Hence, my urge to exploit. Problem is, after our conversation, I was overcome with guilt. I did not feel it was right to promote a local man who does so much for his country, community and family from the other side of the globe. Instead, he inspired me and reminded me how important the roles we all play are to community- building.
This past week, Bello sent me an email, just saying hello and thanking me for the time to talk. It had, somehow, inspired him, too. When I told him about how I was struggling with the dilemma of deliberately exploiting his cross-the-globe reading of The Times Argus (and the Freeps and VtDigger, by the way) to stay connected with his hometown life, he again took the long view to say what my conscience had been gnawing on for weeks.
Technology has made the world as small as email, as accessible as Skype. Bello talks to his family via Skype each Sunday before church. They email daily, and he has even been known to advise his wife about something he read in the online version of the newspaper (before she was even awake). That included finding a picture of daughter Sarah making a drive during a game in a photo taken by our own Jeb Wallace-Brodeur. The proud dad couldn’t show enough soldiers in Afghanistan to contain his pride.
To my concern, Bello wrote, “Soldiers and deployed civilians stay connected to their hometown through the Internet accessing their hometown newspaper. Additionally, those who move away from Vermont to other parts of the country and other parts of the world also use the Internet to read their hometown newspaper in order to stay connected to their roots.”

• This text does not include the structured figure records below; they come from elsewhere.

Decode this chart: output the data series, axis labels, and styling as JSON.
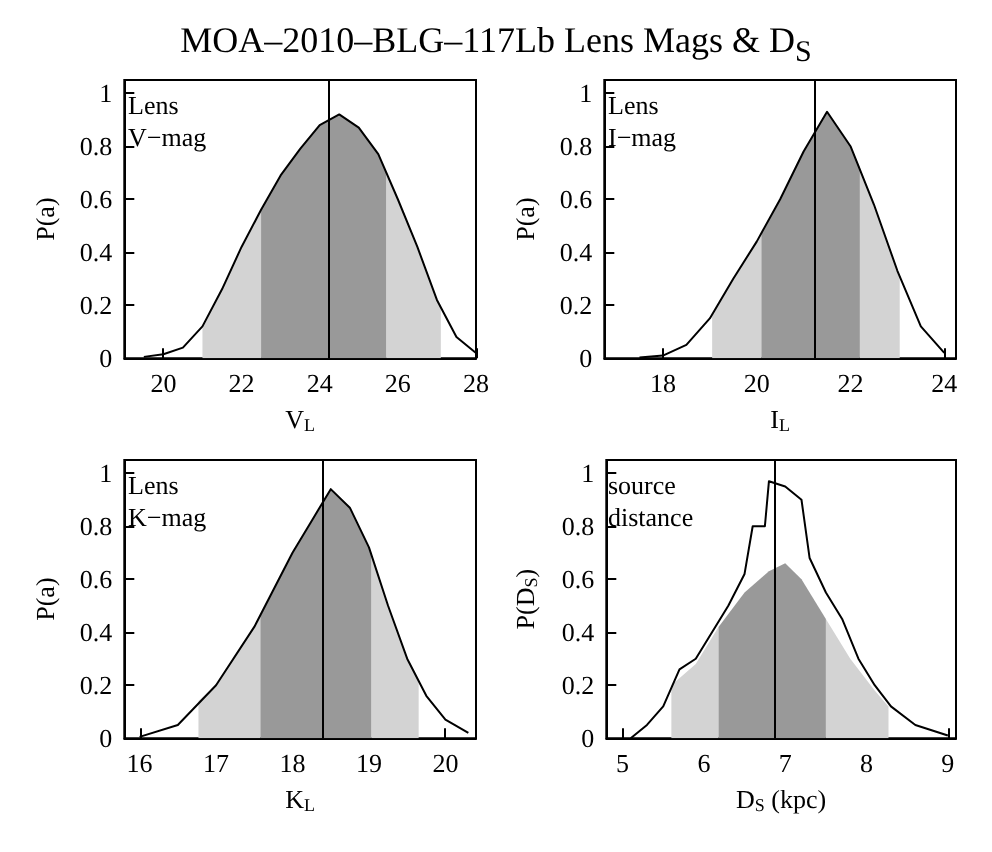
{
  "chart_data": [
    {
      "type": "line",
      "title": "MOA–2010–BLG–117Lb Lens Mags & D$_{S}$",
      "xlabel": "V$_{L}$",
      "ylabel": "P(a)",
      "annotations": [
        "Lens",
        "V−mag"
      ],
      "xlim": [
        19,
        28
      ],
      "xticks": [
        20,
        22,
        24,
        26,
        28
      ],
      "ylim": [
        0,
        1.05
      ],
      "yticks": [
        0,
        0.2,
        0.4,
        0.6,
        0.8,
        1
      ],
      "ref_lines": [
        {
          "axis": "x",
          "value": 24.2,
          "color": "#000000"
        }
      ],
      "series": [
        {
          "type": "area",
          "color": "#d3d3d3",
          "x": [
            21.0,
            21.5,
            22,
            22.5
          ],
          "values": [
            0.12,
            0.26,
            0.42,
            0.56
          ]
        },
        {
          "type": "area",
          "color": "#d3d3d3",
          "x": [
            25.7,
            26,
            26.5,
            27,
            27.1
          ],
          "values": [
            0.7,
            0.6,
            0.42,
            0.22,
            0.2
          ]
        },
        {
          "type": "area",
          "color": "#999999",
          "x": [
            22.5,
            23,
            23.5,
            24,
            24.5,
            25,
            25.5,
            25.7
          ],
          "values": [
            0.56,
            0.69,
            0.79,
            0.88,
            0.92,
            0.87,
            0.77,
            0.7
          ]
        },
        {
          "color": "#000000",
          "x": [
            19.5,
            20,
            20.5,
            21,
            21.5,
            22,
            22.5,
            23,
            23.5,
            24,
            24.5,
            25,
            25.5,
            26,
            26.5,
            27,
            27.5,
            28
          ],
          "values": [
            0.005,
            0.015,
            0.04,
            0.12,
            0.26,
            0.42,
            0.56,
            0.69,
            0.79,
            0.88,
            0.92,
            0.87,
            0.77,
            0.6,
            0.42,
            0.22,
            0.08,
            0.02
          ]
        }
      ]
    },
    {
      "type": "line",
      "xlabel": "I$_{L}$",
      "ylabel": "P(a)",
      "annotations": [
        "Lens",
        "I−mag"
      ],
      "xlim": [
        16.75,
        24.25
      ],
      "xticks": [
        18,
        20,
        22,
        24
      ],
      "ylim": [
        0,
        1.05
      ],
      "yticks": [
        0,
        0.2,
        0.4,
        0.6,
        0.8,
        1
      ],
      "ref_lines": [
        {
          "axis": "x",
          "value": 21.25,
          "color": "#000000"
        }
      ],
      "series": [
        {
          "type": "area",
          "color": "#d3d3d3",
          "x": [
            19.05,
            19.5,
            20,
            20.1
          ],
          "values": [
            0.16,
            0.3,
            0.44,
            0.47
          ]
        },
        {
          "type": "area",
          "color": "#d3d3d3",
          "x": [
            22.2,
            22.5,
            23,
            23.05
          ],
          "values": [
            0.72,
            0.58,
            0.33,
            0.31
          ]
        },
        {
          "type": "area",
          "color": "#999999",
          "x": [
            20.1,
            20.5,
            21,
            21.5,
            22,
            22.2
          ],
          "values": [
            0.47,
            0.6,
            0.78,
            0.93,
            0.8,
            0.72
          ]
        },
        {
          "color": "#000000",
          "x": [
            17.5,
            18,
            18.5,
            19,
            19.5,
            20,
            20.5,
            21,
            21.5,
            22,
            22.5,
            23,
            23.5,
            24
          ],
          "values": [
            0.003,
            0.01,
            0.05,
            0.15,
            0.3,
            0.44,
            0.6,
            0.78,
            0.93,
            0.8,
            0.58,
            0.33,
            0.12,
            0.02
          ]
        }
      ]
    },
    {
      "type": "line",
      "xlabel": "K$_{L}$",
      "ylabel": "P(a)",
      "annotations": [
        "Lens",
        "K−mag"
      ],
      "xlim": [
        15.8,
        20.4
      ],
      "xticks": [
        16,
        17,
        18,
        19,
        20
      ],
      "ylim": [
        0,
        1.05
      ],
      "yticks": [
        0,
        0.2,
        0.4,
        0.6,
        0.8,
        1
      ],
      "ref_lines": [
        {
          "axis": "x",
          "value": 18.39,
          "color": "#000000"
        }
      ],
      "series": [
        {
          "type": "area",
          "color": "#d3d3d3",
          "x": [
            16.77,
            17,
            17.5,
            17.58
          ],
          "values": [
            0.14,
            0.2,
            0.42,
            0.46
          ]
        },
        {
          "type": "area",
          "color": "#d3d3d3",
          "x": [
            19.03,
            19.25,
            19.5,
            19.65
          ],
          "values": [
            0.7,
            0.5,
            0.3,
            0.22
          ]
        },
        {
          "type": "area",
          "color": "#999999",
          "x": [
            17.58,
            18,
            18.25,
            18.5,
            18.75,
            19,
            19.03
          ],
          "values": [
            0.46,
            0.7,
            0.82,
            0.94,
            0.87,
            0.72,
            0.7
          ]
        },
        {
          "color": "#000000",
          "x": [
            16,
            16.5,
            17,
            17.5,
            18,
            18.25,
            18.5,
            18.75,
            19,
            19.25,
            19.5,
            19.75,
            20,
            20.3
          ],
          "values": [
            0.005,
            0.05,
            0.2,
            0.42,
            0.7,
            0.82,
            0.94,
            0.87,
            0.72,
            0.5,
            0.3,
            0.16,
            0.07,
            0.02
          ]
        }
      ]
    },
    {
      "type": "line",
      "xlabel": "D$_{S}$ (kpc)",
      "ylabel": "P(D$_{S}$)",
      "annotations": [
        "source",
        "distance"
      ],
      "xlim": [
        4.8,
        9.1
      ],
      "xticks": [
        5,
        6,
        7,
        8,
        9
      ],
      "ylim": [
        0,
        1.05
      ],
      "yticks": [
        0,
        0.2,
        0.4,
        0.6,
        0.8,
        1
      ],
      "ref_lines": [
        {
          "axis": "x",
          "value": 6.87,
          "color": "#000000"
        }
      ],
      "series": [
        {
          "type": "area",
          "color": "#d3d3d3",
          "x": [
            5.6,
            5.9,
            6.18
          ],
          "values": [
            0.2,
            0.28,
            0.42
          ]
        },
        {
          "type": "area",
          "color": "#d3d3d3",
          "x": [
            7.5,
            7.8,
            8.1,
            8.27
          ],
          "values": [
            0.45,
            0.3,
            0.18,
            0.12
          ]
        },
        {
          "type": "area",
          "color": "#999999",
          "x": [
            6.18,
            6.5,
            6.8,
            7,
            7.2,
            7.5
          ],
          "values": [
            0.42,
            0.55,
            0.63,
            0.66,
            0.6,
            0.45
          ]
        },
        {
          "color": "#000000",
          "x": [
            5.1,
            5.3,
            5.5,
            5.7,
            5.9,
            6.1,
            6.3,
            6.5,
            6.6,
            6.75,
            6.8,
            7,
            7.2,
            7.3,
            7.5,
            7.7,
            7.9,
            8.1,
            8.3,
            8.6,
            9
          ],
          "values": [
            0,
            0.05,
            0.12,
            0.26,
            0.3,
            0.4,
            0.5,
            0.62,
            0.8,
            0.8,
            0.97,
            0.95,
            0.9,
            0.68,
            0.55,
            0.45,
            0.3,
            0.2,
            0.12,
            0.05,
            0.01
          ]
        }
      ]
    }
  ]
}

He went on: “I can tell you that many soldiers and many of my civilian colleagues here access the Internet to view their hometown newspaper to stay connected to events... It is mandatory daily reading for most.”
Long gone are the days of care packages arriving with copies of old newspapers. The days of handwritten letters have been replaced with emails. Facebook and Twitter offer new vehicles for keeping in touch. Information is instant — even 7,000 miles away.
“It means we are connected in ways that make a difference... We can continue to be where we need to be, know what we need to know, and even see what we need to see,” he told me.
The Department of Defense and the U.S. Army make sure soldiers get the access to home, through banks of computers, Smartphones and more, he said.
For Bello, on the frontlines, information is crucial, whether it’s troop movements or a police blotter mention of robberies in his neighborhood in recent days. If he knows, he can act — and make a difference — even so far away.
Lou Bello is making that difference.